Da qui, i sei anni che hanno cambiato il mondo: le riforme interne, la fine della morsa sui Paesi del Patto di Varsavia, il disgelo con l’Occidente, la cruciale gestione del dopo-Chernobyl; e ancora le intese con Reagan e la Thatcher, la denuclearizzazione, il ritiro dall’Afghanistan, il crollo del Muro di Berlino, la caduta dei regimi nell’Europa dell’Est, la Guerra del Golfo. Una parabola che si chiude con l’ascesa di Boris Eltsin e il precipitare degli eventi del 1991: il fallito colpo di Stato con il trionfo del rivale, la fine politica di Gorbaciov, la dissoluzione dell’Urss. Un crollo dovuto, secondo l’ex segretario del Pcus, non certo alla sete di democrazia di Eltsin e i suoi alleati, “politici avventati che piacciono alla gente”, ma a una pura lotta di potere: e qui affiora un rimpianto con toni da antico regime, quando Gorbaciov ammette che avrebbe fatto meglio “a mandare Eltsin da qualche parte”, magari - si potrebbe pensare - in Siberia come ai vecchi tempi. 

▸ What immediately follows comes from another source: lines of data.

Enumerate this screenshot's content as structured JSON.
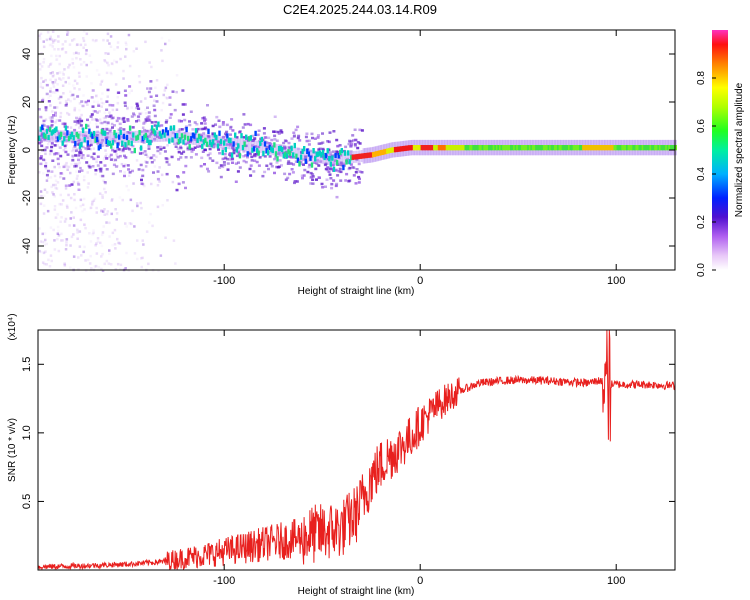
{
  "title": "C2E4.2025.244.03.14.R09",
  "chart_data": [
    {
      "type": "heatmap",
      "name": "spectrogram",
      "xlabel": "Height of straight line (km)",
      "ylabel": "Frequency (Hz)",
      "xlim": [
        -195,
        130
      ],
      "ylim": [
        -50,
        50
      ],
      "xticks": [
        -100,
        0,
        100
      ],
      "xtick_labels": [
        "-100",
        "0",
        "100"
      ],
      "yticks": [
        -40,
        -20,
        0,
        20,
        40
      ],
      "ytick_labels": [
        "-40",
        "-20",
        "0",
        "20",
        "40"
      ],
      "colorbar": {
        "label": "Normalized spectral amplitude",
        "range": [
          0,
          1
        ],
        "ticks": [
          0.0,
          0.2,
          0.4,
          0.6,
          0.8
        ],
        "tick_labels": [
          "0.0",
          "0.2",
          "0.4",
          "0.6",
          "0.8"
        ]
      },
      "ridge": {
        "x": [
          -195,
          -160,
          -130,
          -100,
          -80,
          -60,
          -45,
          -35,
          -25,
          -15,
          -5,
          0,
          5,
          15,
          30,
          60,
          90,
          110,
          130
        ],
        "y": [
          6,
          5,
          6,
          3,
          1,
          -2,
          -4,
          -3,
          -2,
          0,
          1,
          1,
          1,
          1,
          1,
          1,
          1,
          1,
          1
        ]
      }
    },
    {
      "type": "line",
      "name": "snr",
      "xlabel": "Height of straight line (km)",
      "ylabel": "SNR (10 * v/v)",
      "y_multiplier": "(x10⁴)",
      "xlim": [
        -195,
        130
      ],
      "ylim": [
        0,
        1.75
      ],
      "xticks": [
        -100,
        0,
        100
      ],
      "xtick_labels": [
        "-100",
        "0",
        "100"
      ],
      "yticks": [
        0.5,
        1.0,
        1.5
      ],
      "ytick_labels": [
        "0.5",
        "1.0",
        "1.5"
      ],
      "series": [
        {
          "name": "SNR",
          "color": "#e8201e",
          "x": [
            -195,
            -170,
            -150,
            -130,
            -110,
            -90,
            -75,
            -60,
            -50,
            -40,
            -32,
            -25,
            -18,
            -10,
            -5,
            0,
            10,
            20,
            30,
            45,
            60,
            75,
            85,
            92,
            95,
            100,
            115,
            130
          ],
          "y": [
            0.02,
            0.03,
            0.04,
            0.06,
            0.1,
            0.15,
            0.19,
            0.22,
            0.25,
            0.28,
            0.4,
            0.65,
            0.78,
            0.88,
            0.95,
            1.05,
            1.2,
            1.3,
            1.36,
            1.38,
            1.38,
            1.37,
            1.36,
            1.38,
            1.35,
            1.35,
            1.35,
            1.34
          ]
        }
      ]
    }
  ]
}
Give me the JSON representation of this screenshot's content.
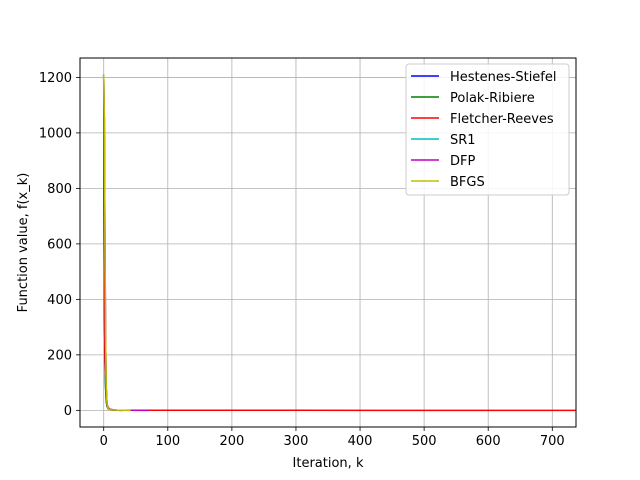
{
  "chart_data": {
    "type": "line",
    "title": "",
    "xlabel": "Iteration, k",
    "ylabel": "Function value, f(x_k)",
    "xlim": [
      -37,
      737
    ],
    "ylim": [
      -60,
      1270
    ],
    "xticks": [
      0,
      100,
      200,
      300,
      400,
      500,
      600,
      700
    ],
    "yticks": [
      0,
      200,
      400,
      600,
      800,
      1000,
      1200
    ],
    "grid": true,
    "legend_position": "top-right",
    "series": [
      {
        "name": "Hestenes-Stiefel",
        "color": "#0000ff",
        "x": [
          0,
          1,
          2,
          3,
          4,
          5,
          7,
          10,
          15,
          20,
          30
        ],
        "y": [
          1210,
          380,
          180,
          80,
          35,
          15,
          6,
          2,
          1,
          0.5,
          0
        ]
      },
      {
        "name": "Polak-Ribiere",
        "color": "#008000",
        "x": [
          0,
          1,
          2,
          3,
          4,
          5,
          7,
          10,
          15,
          20,
          30
        ],
        "y": [
          1210,
          380,
          180,
          80,
          35,
          15,
          6,
          2,
          1,
          0.5,
          0
        ]
      },
      {
        "name": "Fletcher-Reeves",
        "color": "#ff0000",
        "x": [
          0,
          1,
          2,
          3,
          4,
          5,
          6,
          8,
          10,
          15,
          20,
          40,
          100,
          300,
          500,
          670,
          737
        ],
        "y": [
          1210,
          380,
          190,
          120,
          60,
          30,
          15,
          8,
          4,
          2,
          1,
          0.5,
          0.3,
          0.2,
          0.1,
          0,
          0
        ]
      },
      {
        "name": "SR1",
        "color": "#00bfbf",
        "x": [
          0,
          1,
          2,
          3,
          4,
          5,
          6,
          8,
          10,
          20,
          40
        ],
        "y": [
          1210,
          1050,
          600,
          250,
          80,
          30,
          12,
          5,
          2,
          1,
          0
        ]
      },
      {
        "name": "DFP",
        "color": "#bf00bf",
        "x": [
          0,
          1,
          2,
          3,
          4,
          5,
          6,
          8,
          10,
          20,
          40,
          70
        ],
        "y": [
          1210,
          1050,
          600,
          250,
          80,
          30,
          12,
          5,
          2,
          1,
          0.5,
          0
        ]
      },
      {
        "name": "BFGS",
        "color": "#bfbf00",
        "x": [
          0,
          1,
          2,
          3,
          4,
          5,
          6,
          8,
          10,
          20,
          42
        ],
        "y": [
          1210,
          1050,
          600,
          250,
          80,
          30,
          12,
          5,
          2,
          1,
          0
        ]
      }
    ]
  }
}
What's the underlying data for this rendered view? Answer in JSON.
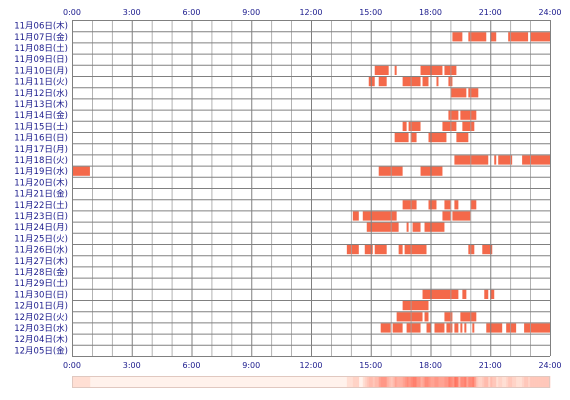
{
  "chart_data": {
    "type": "heatmap",
    "title": "",
    "xlabel": "",
    "ylabel": "",
    "xlim": [
      0,
      24
    ],
    "x_tick_labels": [
      "0:00",
      "3:00",
      "6:00",
      "9:00",
      "12:00",
      "15:00",
      "18:00",
      "21:00",
      "24:00"
    ],
    "days": [
      "11月06日(木)",
      "11月07日(金)",
      "11月08日(土)",
      "11月09日(日)",
      "11月10日(月)",
      "11月11日(火)",
      "11月12日(水)",
      "11月13日(木)",
      "11月14日(金)",
      "11月15日(土)",
      "11月16日(日)",
      "11月17日(月)",
      "11月18日(火)",
      "11月19日(水)",
      "11月20日(木)",
      "11月21日(金)",
      "11月22日(土)",
      "11月23日(日)",
      "11月24日(月)",
      "11月25日(火)",
      "11月26日(水)",
      "11月27日(木)",
      "11月28日(金)",
      "11月29日(土)",
      "11月30日(日)",
      "12月01日(月)",
      "12月02日(火)",
      "12月03日(水)",
      "12月04日(木)",
      "12月05日(金)"
    ],
    "grid": true,
    "bar_color": "#f4694a",
    "summary_strip": true,
    "active_intervals": [
      [],
      [
        [
          19.1,
          19.6
        ],
        [
          19.9,
          20.8
        ],
        [
          21.0,
          21.3
        ],
        [
          21.9,
          22.9
        ],
        [
          23.0,
          24.0
        ]
      ],
      [],
      [],
      [
        [
          15.2,
          15.9
        ],
        [
          16.2,
          16.3
        ],
        [
          17.5,
          18.6
        ],
        [
          18.7,
          19.3
        ]
      ],
      [
        [
          14.9,
          15.2
        ],
        [
          15.4,
          15.8
        ],
        [
          16.6,
          17.5
        ],
        [
          17.6,
          17.9
        ],
        [
          18.3,
          18.4
        ],
        [
          18.9,
          19.1
        ]
      ],
      [
        [
          19.0,
          19.8
        ],
        [
          19.9,
          20.4
        ]
      ],
      [],
      [
        [
          18.9,
          19.4
        ],
        [
          19.5,
          20.3
        ]
      ],
      [
        [
          16.6,
          16.8
        ],
        [
          16.9,
          17.5
        ],
        [
          18.6,
          19.3
        ],
        [
          19.6,
          20.2
        ]
      ],
      [
        [
          16.2,
          16.9
        ],
        [
          17.0,
          17.3
        ],
        [
          17.9,
          18.8
        ],
        [
          19.3,
          19.9
        ]
      ],
      [],
      [
        [
          19.2,
          20.9
        ],
        [
          21.2,
          21.3
        ],
        [
          21.4,
          22.1
        ],
        [
          22.6,
          24.0
        ]
      ],
      [
        [
          0.0,
          0.9
        ],
        [
          15.4,
          16.6
        ],
        [
          17.5,
          18.6
        ]
      ],
      [],
      [],
      [
        [
          16.6,
          17.3
        ],
        [
          17.9,
          18.3
        ],
        [
          18.7,
          19.0
        ],
        [
          19.2,
          19.4
        ],
        [
          20.0,
          20.3
        ]
      ],
      [
        [
          14.1,
          14.4
        ],
        [
          14.6,
          16.3
        ],
        [
          18.6,
          19.0
        ],
        [
          19.1,
          20.0
        ]
      ],
      [
        [
          14.8,
          16.4
        ],
        [
          16.8,
          16.9
        ],
        [
          17.1,
          17.5
        ],
        [
          17.7,
          18.7
        ]
      ],
      [],
      [
        [
          13.8,
          14.4
        ],
        [
          14.7,
          15.1
        ],
        [
          15.2,
          15.8
        ],
        [
          16.4,
          16.6
        ],
        [
          16.7,
          17.8
        ],
        [
          19.9,
          20.2
        ],
        [
          20.6,
          21.1
        ]
      ],
      [],
      [],
      [],
      [
        [
          17.6,
          19.4
        ],
        [
          19.6,
          19.8
        ],
        [
          20.7,
          20.9
        ],
        [
          21.0,
          21.2
        ]
      ],
      [
        [
          16.6,
          17.9
        ]
      ],
      [
        [
          16.3,
          17.6
        ],
        [
          17.7,
          17.9
        ],
        [
          18.7,
          19.1
        ],
        [
          19.5,
          20.3
        ]
      ],
      [
        [
          15.5,
          16.0
        ],
        [
          16.1,
          16.6
        ],
        [
          16.8,
          17.5
        ],
        [
          17.8,
          18.0
        ],
        [
          18.2,
          18.7
        ],
        [
          18.8,
          19.1
        ],
        [
          19.2,
          19.4
        ],
        [
          19.5,
          19.6
        ],
        [
          19.7,
          19.8
        ],
        [
          20.1,
          20.2
        ],
        [
          20.8,
          21.6
        ],
        [
          21.8,
          22.3
        ],
        [
          22.7,
          24.0
        ]
      ],
      [],
      []
    ]
  }
}
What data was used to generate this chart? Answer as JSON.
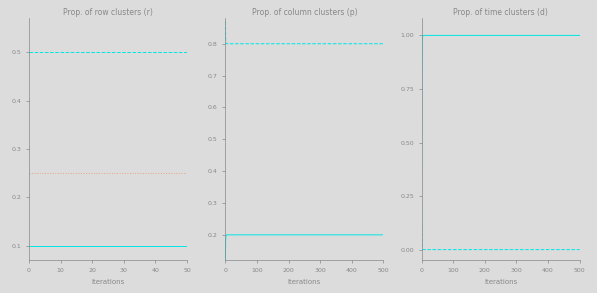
{
  "panel1_title": "Prop. of row clusters (r)",
  "panel2_title": "Prop. of column clusters (p)",
  "panel3_title": "Prop. of time clusters (d)",
  "xlabel": "Iterations",
  "panel1_xlim": [
    0,
    50
  ],
  "panel1_ylim": [
    0.07,
    0.57
  ],
  "panel1_yticks": [
    0.1,
    0.2,
    0.3,
    0.4,
    0.5
  ],
  "panel1_xticks": [
    0,
    10,
    20,
    30,
    40,
    50
  ],
  "panel2_xlim": [
    0,
    500
  ],
  "panel2_ylim": [
    0.12,
    0.88
  ],
  "panel2_yticks": [
    0.2,
    0.3,
    0.4,
    0.5,
    0.6,
    0.7,
    0.8
  ],
  "panel2_xticks": [
    0,
    100,
    200,
    300,
    400,
    500
  ],
  "panel3_xlim": [
    0,
    500
  ],
  "panel3_ylim": [
    -0.05,
    1.08
  ],
  "panel3_yticks": [
    0.0,
    0.25,
    0.5,
    0.75,
    1.0
  ],
  "panel3_xticks": [
    0,
    100,
    200,
    300,
    400,
    500
  ],
  "color_cyan": "#00E5E5",
  "color_orange": "#E8A080",
  "background_color": "#DCDCDC",
  "title_fontsize": 5.5,
  "axis_fontsize": 5,
  "tick_fontsize": 4.5
}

Certo, non ci si può attendere che Gorbaciov riconosca i limiti di un percorso politico quasi utopico: tra le poche voci sapide e discordanti del film, non a caso, c’è quella del vecchio Lech Walesa, che spiega come tutti, in Polonia, immaginassero come le riforme dell’Urss avrebbero portato al rapido collasso del sistema. Rimane la nostalgia per un leader che aveva saputo adoperarsi per attenuare le tensioni internazionali, far volgere a conclusione la Guerra Fredda, creare un clima più fattivo tra le grandi potenze: una strategia che oggi appare, purtroppo, lontanissima dall’azione dei grandi. “Ci abbiamo provato”, è l’epitaffio che Gorbaciov sceglie per sé, rispondendo alla domanda di Herzog. Torneremo ancora, un giorno, a vedere leader che cercano di conciliare potenza e diritto?